CF99 is based on two guests discussing issues of the week with Vaughan Roderick and Bethan Rees Roberts. Yesterday my fellow-guest was Plaid Cymru Minister, Elin Jones. Just before we went on air she shared a presentation box of Pemberton's chocolates around. That's what I call softening up with style. We discussed the second anniversary of the establishment of the Labour/Plaid Coaltion, and whether Charles will be the last Prince of Wales. When asked my view about how the Coalition has done over the last two years, I responded by declaring survival to have been a success. Its going to be a lot more difficult over the next two years as the budget falls. Interesting that Elin gave no commitment to holding a referendum on transfer of law making powers to the Assembly, the key promise in the Coalition's programme.

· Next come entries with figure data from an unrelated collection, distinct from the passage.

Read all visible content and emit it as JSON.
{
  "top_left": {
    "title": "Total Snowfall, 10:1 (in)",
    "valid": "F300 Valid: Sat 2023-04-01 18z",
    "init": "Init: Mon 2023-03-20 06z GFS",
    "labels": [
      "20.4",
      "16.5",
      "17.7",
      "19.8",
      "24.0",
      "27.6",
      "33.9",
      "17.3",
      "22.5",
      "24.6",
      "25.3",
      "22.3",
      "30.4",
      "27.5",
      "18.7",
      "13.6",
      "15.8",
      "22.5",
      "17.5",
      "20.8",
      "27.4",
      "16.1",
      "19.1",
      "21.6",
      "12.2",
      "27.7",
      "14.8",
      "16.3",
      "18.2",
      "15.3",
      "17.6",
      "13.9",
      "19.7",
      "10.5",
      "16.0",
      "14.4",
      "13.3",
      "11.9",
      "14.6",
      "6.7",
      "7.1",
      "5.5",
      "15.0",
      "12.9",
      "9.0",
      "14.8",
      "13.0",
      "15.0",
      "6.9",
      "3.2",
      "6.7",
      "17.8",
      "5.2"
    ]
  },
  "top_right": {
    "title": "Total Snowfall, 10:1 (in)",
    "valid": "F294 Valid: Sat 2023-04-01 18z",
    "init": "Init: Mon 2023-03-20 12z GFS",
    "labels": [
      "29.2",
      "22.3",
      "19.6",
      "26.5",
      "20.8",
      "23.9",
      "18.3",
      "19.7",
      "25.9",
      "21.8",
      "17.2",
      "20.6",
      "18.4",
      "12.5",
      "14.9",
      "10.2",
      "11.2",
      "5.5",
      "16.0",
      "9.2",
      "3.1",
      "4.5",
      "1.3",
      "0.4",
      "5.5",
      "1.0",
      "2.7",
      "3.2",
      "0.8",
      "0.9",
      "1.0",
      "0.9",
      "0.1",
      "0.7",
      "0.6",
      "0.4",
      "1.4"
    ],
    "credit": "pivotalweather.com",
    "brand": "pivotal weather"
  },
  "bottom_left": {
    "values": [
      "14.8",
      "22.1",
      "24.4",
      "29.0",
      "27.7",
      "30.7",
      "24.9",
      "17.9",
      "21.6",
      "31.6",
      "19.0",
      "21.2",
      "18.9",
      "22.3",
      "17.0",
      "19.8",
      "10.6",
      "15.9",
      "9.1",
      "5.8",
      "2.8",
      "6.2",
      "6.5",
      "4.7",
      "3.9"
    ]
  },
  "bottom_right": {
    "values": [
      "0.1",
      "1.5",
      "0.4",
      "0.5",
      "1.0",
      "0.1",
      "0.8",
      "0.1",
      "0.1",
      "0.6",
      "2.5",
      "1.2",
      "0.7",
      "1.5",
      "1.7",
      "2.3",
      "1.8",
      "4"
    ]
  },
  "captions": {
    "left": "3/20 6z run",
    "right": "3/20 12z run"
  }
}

Didn't agree with Elin about the Prince of Wales though. She reckons Charles will be the last, while I don't. When people ask me 'Why', I feel like saying 'Why not'. Inevitably Lord Elis Thomas was included in the package, and he wanted done with the Prince of Wales position. He thought the role should be taken on by Rhodri Morgan. God forbid. More likely, he fancies the job for himself.